The new anti-gambling measures, which came into effect on May 13, but were only announced on the Gaming Bureau’s website this week, will deal a fresh blow to Macau’s crippled VIP industry, which once accounted for 60 percent of its revenues.

New $60,000 Reporting Threshold

Under the new regulations, operators will no longer be able to do business with anyone using an alias, and will be required to report all transactions over 500,000 patacas ($60,000). This is far higher than the threshold in most jurisdictions around the world, including the US where transactions of $10,000 and above must be reported, but it is enough to damage the necessarily delicate relationship between Macau’s casinos and its discrete high-rolling customers.

It also gives the upper hand to the casinos of the Philippines, where large amounts of cash can be wagered at gambling tables without operators having to identify its source to financial regulators. 

This laxity has come under increasing scrutiny in recent months after millions of dollars stolen from an account owned by the government of Bangladesh at New York Federal Reserve Bank somehow made its way into the Philippine casino industry.
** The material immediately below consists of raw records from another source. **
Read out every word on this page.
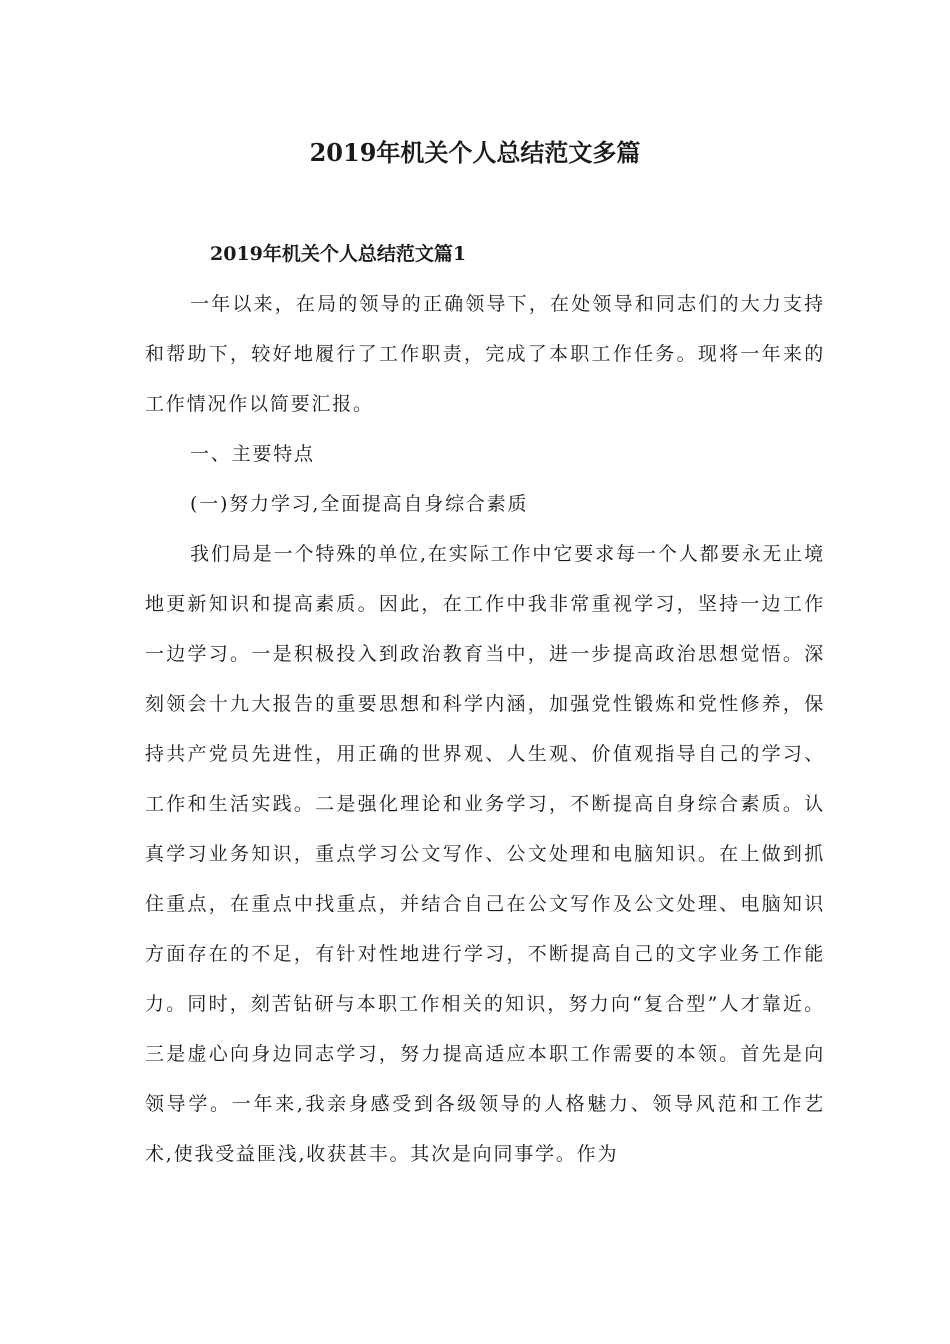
2019年机关个人总结范文多篇

2019年机关个人总结范文篇1

一年以来，在局的领导的正确领导下，在处领导和同志们的大力支持和帮助下，较好地履行了工作职责，完成了本职工作任务。现将一年来的工作情况作以简要汇报。

一、主要特点

(一)努力学习,全面提高自身综合素质

我们局是一个特殊的单位,在实际工作中它要求每一个人都要永无止境地更新知识和提高素质。因此，在工作中我非常重视学习，坚持一边工作一边学习。一是积极投入到政治教育当中，进一步提高政治思想觉悟。深刻领会十九大报告的重要思想和科学内涵，加强党性锻炼和党性修养，保持共产党员先进性，用正确的世界观、人生观、价值观指导自己的学习、工作和生活实践。二是强化理论和业务学习，不断提高自身综合素质。认真学习业务知识，重点学习公文写作、公文处理和电脑知识。在上做到抓住重点，在重点中找重点，并结合自己在公文写作及公文处理、电脑知识方面存在的不足，有针对性地进行学习，不断提高自己的文字业务工作能力。同时，刻苦钻研与本职工作相关的知识，努力向“复合型”人才靠近。三是虚心向身边同志学习，努力提高适应本职工作需要的本领。首先是向领导学。一年来,我亲身感受到各级领导的人格魅力、领导风范和工作艺术,使我受益匪浅,收获甚丰。其次是向同事学。作为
But while the Philippine sector remains under-regulated it will continue to attract high rollers away from the gaming tables of Macau.

Sector Downgraded to Negative

“Casino and junket operators now have to assume more due diligence and operational obligations, and to adopt more pre-emptive measures,” Karen Tang, analyst at Deutsche Bank in Hong Kong, told Reuters this week.

Meanwhile, Daiwa Capital Markets (DCM) has downgraded the Macau gaming sector from neutral to negative. The industry is unlikely to recover this year, said the analyst, adding that it expected gross gaming revenue to drop 10 percent from 2015.

“The sector looks expensive to us, trading at an estimated 16 times core-earnings before interest, taxes, depreciation and amortization multiple, and a 34 times price-earnings ratio this year,” said DCM.